Con la sociedad dividida entre los que están a favor de la independencia y los que no, las catalanas son unas elecciones cruciales para la historia de la comunidad
Con la sociedad dividida entre los que están a favor de la independencia y los que no, las catalanas son unas elecciones cruciales para la historia de la comunidad Quique García | EFE

18 feb 2021 . Actualizado a las 05:00 h.

Las fuerzas que apoyan el procés, y sus élites, han sufrido un nuevo retroceso, han perdido votos, muchos votos y, de nuevo, han perdido apoyo social, y, por tanto, hoy están más débiles. Esto no es una «opinión», son hechos contundentes. Es la verdad que muestran los datos.

En cuanto al número de votos, los partidos independentistas han obtenido los peores resultados en unas elecciones autonómicas. Desde que se abrió el procés en 2012 nunca les habían votado menos catalanes. Han obtenido 617.000 votos menos que en 2017, y hasta 100.000 votos menos que en 2010, en la era pre procés. No son más, son menos. No avanzan, retroceden. Y su peso en la sociedad catalana está en su cota más baja. Si las fuerzas independentistas han obtenido el 51,4% de los votos -superando por la mínima a las fuerzas no independentistas- es porque, ante la evidencia de un retroceso del procés, muchos catalanes opuestos a fraccionar España, que sí se movilizaron en 2017, no han votado en 2021. Pero aun así este porcentaje está por debajo del obtenido por Convergencia en 1992 -un máximo del 54,2% de los votos- antes de su conversión al independentismo.

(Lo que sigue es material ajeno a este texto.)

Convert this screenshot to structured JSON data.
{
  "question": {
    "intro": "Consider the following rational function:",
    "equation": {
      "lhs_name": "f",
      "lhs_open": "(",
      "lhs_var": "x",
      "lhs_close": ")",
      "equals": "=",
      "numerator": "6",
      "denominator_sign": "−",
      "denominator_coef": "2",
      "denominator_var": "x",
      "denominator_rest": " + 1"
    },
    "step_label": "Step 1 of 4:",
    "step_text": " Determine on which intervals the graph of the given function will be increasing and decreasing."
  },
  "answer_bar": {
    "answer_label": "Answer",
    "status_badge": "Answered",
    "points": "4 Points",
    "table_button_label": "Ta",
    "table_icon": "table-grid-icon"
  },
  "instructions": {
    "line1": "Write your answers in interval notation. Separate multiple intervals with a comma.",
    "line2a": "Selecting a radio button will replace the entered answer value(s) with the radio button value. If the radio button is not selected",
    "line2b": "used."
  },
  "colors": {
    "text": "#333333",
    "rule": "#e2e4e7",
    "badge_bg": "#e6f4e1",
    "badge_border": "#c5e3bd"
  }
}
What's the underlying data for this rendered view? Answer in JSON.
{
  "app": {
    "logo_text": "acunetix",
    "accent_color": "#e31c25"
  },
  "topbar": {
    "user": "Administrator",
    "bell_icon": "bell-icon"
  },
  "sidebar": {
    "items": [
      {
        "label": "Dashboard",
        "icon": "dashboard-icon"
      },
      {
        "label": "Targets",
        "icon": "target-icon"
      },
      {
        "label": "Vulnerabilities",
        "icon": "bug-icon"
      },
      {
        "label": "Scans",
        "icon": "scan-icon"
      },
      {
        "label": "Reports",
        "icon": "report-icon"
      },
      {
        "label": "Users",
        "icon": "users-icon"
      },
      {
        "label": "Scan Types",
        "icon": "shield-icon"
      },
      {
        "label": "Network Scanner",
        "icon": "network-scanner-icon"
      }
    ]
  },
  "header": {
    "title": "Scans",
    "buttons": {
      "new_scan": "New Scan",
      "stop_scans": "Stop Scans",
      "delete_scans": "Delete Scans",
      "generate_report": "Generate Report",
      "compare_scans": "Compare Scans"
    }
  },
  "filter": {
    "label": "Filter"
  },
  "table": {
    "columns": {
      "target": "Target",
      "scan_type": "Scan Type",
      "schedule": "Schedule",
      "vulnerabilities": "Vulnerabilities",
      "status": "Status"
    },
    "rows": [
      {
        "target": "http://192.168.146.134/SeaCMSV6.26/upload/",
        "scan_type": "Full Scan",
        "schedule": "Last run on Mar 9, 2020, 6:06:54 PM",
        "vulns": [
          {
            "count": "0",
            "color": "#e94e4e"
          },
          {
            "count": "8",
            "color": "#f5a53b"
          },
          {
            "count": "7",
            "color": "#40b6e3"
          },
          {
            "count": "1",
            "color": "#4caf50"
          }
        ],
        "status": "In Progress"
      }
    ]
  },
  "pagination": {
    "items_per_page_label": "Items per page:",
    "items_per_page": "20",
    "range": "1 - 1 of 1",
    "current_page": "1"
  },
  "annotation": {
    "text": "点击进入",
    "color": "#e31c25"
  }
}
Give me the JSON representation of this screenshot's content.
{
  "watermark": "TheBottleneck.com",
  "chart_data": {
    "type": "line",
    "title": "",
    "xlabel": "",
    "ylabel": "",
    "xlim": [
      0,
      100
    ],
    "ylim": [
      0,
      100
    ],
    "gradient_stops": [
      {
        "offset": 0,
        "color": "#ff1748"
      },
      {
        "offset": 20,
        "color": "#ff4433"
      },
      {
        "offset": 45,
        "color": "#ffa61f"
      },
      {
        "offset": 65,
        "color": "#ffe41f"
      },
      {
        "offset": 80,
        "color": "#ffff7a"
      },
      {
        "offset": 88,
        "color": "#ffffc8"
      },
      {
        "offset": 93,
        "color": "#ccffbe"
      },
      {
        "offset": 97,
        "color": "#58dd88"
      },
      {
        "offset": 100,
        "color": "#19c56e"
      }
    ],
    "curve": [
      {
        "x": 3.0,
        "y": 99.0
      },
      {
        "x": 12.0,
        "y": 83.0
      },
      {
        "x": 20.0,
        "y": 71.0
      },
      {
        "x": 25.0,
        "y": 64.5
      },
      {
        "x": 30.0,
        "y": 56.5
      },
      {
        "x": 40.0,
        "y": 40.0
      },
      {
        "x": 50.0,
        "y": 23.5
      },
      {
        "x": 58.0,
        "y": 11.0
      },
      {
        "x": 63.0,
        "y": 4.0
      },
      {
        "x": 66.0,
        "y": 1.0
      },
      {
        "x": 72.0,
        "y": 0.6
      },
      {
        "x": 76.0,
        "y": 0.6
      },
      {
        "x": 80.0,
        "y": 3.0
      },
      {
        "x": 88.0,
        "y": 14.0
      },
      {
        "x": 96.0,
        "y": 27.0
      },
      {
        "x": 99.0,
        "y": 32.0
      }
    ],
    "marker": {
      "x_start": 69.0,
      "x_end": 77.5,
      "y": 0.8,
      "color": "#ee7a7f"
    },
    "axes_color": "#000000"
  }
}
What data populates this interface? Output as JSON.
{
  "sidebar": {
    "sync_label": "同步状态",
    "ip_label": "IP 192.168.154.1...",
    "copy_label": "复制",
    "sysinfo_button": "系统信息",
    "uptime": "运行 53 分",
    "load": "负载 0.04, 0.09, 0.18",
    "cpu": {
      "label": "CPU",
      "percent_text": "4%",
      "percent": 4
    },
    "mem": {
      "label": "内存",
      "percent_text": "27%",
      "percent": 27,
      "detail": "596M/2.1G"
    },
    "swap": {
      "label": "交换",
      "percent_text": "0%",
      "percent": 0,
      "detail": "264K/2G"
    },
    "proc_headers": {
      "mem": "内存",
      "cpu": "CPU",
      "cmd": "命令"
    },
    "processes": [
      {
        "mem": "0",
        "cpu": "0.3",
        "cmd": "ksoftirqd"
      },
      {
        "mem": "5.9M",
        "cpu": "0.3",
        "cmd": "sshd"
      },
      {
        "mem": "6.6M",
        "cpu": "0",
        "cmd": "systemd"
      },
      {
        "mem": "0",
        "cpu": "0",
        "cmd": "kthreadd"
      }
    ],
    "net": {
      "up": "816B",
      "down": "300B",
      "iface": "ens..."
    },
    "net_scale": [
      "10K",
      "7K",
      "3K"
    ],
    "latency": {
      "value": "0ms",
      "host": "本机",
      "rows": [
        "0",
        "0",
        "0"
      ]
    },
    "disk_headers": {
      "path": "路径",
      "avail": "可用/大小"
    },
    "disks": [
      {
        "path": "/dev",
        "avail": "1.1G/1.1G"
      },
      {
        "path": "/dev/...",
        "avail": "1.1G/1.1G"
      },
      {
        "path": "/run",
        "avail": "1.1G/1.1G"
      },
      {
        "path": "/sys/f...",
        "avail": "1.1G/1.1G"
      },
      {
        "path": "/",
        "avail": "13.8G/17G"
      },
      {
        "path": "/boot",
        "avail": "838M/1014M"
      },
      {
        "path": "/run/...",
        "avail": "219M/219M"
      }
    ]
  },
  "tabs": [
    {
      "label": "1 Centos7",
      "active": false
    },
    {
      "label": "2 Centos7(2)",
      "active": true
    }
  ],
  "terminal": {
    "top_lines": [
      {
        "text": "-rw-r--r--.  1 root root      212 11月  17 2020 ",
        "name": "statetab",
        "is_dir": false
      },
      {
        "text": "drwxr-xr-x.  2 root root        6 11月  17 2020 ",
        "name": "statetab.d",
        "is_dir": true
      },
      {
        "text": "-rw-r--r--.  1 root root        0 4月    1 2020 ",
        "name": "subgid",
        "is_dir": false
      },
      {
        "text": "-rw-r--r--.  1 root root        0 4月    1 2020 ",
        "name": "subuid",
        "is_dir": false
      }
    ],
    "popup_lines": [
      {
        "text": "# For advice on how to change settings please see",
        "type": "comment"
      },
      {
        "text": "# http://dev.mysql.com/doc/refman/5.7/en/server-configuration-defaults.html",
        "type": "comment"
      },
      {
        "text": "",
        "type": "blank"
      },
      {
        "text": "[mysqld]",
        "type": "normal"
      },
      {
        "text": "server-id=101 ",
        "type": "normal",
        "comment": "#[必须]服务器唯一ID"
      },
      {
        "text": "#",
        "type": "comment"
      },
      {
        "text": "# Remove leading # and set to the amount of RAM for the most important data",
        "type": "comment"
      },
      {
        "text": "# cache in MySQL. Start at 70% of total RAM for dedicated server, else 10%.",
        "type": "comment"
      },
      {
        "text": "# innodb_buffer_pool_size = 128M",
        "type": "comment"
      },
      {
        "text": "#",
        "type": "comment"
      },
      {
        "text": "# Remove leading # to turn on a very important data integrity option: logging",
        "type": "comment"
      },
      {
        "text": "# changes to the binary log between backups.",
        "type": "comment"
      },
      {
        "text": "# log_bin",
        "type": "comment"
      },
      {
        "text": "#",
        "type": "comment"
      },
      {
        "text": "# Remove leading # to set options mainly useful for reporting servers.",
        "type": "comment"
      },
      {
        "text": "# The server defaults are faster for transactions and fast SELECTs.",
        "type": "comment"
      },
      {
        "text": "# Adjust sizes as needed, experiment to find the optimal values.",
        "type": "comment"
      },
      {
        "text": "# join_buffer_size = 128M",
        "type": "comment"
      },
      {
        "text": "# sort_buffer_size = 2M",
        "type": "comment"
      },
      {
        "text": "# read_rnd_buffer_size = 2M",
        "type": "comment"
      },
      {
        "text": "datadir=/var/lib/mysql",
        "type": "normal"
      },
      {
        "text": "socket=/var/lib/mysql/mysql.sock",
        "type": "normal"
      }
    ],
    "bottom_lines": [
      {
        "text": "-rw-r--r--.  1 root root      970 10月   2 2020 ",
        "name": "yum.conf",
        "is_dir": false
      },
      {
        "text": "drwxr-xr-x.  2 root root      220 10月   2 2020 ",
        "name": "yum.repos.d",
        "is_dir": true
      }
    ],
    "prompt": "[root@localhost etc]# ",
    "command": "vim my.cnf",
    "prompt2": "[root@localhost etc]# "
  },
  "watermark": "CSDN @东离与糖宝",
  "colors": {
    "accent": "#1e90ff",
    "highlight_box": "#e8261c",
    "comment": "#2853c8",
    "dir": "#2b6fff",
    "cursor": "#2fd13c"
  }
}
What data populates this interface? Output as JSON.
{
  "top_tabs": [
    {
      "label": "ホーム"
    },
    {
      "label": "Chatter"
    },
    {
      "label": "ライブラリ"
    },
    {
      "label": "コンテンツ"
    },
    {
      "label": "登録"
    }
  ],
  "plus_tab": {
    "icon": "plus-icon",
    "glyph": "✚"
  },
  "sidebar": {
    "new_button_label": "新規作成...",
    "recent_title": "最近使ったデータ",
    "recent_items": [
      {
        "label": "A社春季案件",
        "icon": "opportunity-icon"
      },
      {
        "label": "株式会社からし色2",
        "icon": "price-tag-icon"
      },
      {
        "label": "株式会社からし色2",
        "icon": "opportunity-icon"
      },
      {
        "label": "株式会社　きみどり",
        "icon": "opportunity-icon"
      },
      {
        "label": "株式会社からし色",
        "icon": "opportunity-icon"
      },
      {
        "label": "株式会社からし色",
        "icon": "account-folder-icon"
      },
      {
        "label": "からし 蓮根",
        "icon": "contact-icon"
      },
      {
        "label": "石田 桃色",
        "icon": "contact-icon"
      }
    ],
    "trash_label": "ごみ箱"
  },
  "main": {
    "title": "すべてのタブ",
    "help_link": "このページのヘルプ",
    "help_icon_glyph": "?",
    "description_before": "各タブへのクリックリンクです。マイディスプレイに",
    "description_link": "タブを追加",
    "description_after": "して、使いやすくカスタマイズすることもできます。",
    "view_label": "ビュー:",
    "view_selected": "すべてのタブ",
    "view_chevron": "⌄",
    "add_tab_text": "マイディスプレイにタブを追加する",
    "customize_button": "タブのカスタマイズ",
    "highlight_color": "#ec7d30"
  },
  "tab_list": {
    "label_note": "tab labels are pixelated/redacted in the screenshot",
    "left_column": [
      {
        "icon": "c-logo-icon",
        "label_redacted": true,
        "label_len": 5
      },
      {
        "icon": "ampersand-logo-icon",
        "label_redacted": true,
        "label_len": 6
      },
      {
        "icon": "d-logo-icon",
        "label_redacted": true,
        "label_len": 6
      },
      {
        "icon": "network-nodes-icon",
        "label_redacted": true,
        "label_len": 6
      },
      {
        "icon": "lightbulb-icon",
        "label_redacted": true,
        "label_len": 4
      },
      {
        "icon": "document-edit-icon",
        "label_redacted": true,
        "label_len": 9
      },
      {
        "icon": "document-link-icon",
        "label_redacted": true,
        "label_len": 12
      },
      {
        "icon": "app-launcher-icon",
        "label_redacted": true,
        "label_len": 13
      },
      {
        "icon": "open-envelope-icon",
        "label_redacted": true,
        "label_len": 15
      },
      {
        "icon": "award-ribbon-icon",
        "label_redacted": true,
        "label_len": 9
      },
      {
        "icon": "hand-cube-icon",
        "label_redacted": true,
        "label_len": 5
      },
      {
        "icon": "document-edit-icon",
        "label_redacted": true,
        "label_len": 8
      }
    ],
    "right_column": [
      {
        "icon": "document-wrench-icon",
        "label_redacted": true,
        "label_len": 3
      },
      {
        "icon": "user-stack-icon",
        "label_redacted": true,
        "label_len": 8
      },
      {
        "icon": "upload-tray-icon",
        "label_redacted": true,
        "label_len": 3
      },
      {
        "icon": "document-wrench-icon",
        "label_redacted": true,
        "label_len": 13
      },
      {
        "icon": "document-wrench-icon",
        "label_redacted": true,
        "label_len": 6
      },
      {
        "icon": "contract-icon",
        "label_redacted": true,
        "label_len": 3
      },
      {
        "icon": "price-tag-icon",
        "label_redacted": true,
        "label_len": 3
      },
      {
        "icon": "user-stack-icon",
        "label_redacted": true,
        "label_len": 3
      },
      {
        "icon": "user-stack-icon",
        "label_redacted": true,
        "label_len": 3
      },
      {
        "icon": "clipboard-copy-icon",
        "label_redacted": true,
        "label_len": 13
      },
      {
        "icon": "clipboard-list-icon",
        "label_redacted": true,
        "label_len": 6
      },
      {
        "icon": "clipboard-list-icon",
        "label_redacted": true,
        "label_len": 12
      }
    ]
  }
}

Pero si lo medimos respecto al censo electoral -todas las personas con derecho a voto- aparece el auténtico grado de apoyo al independentismo en la sociedad catalana. Los votos de los partidos del procés representan el 27,7% del censo electoral. Es decir, sólo uno de cada cuatro catalanes. El 1-O movilizaron al 38,4% del censo, en 2017 les votó el 37,1%. Ahora sólo el 27,7%, más de diez puntos menos.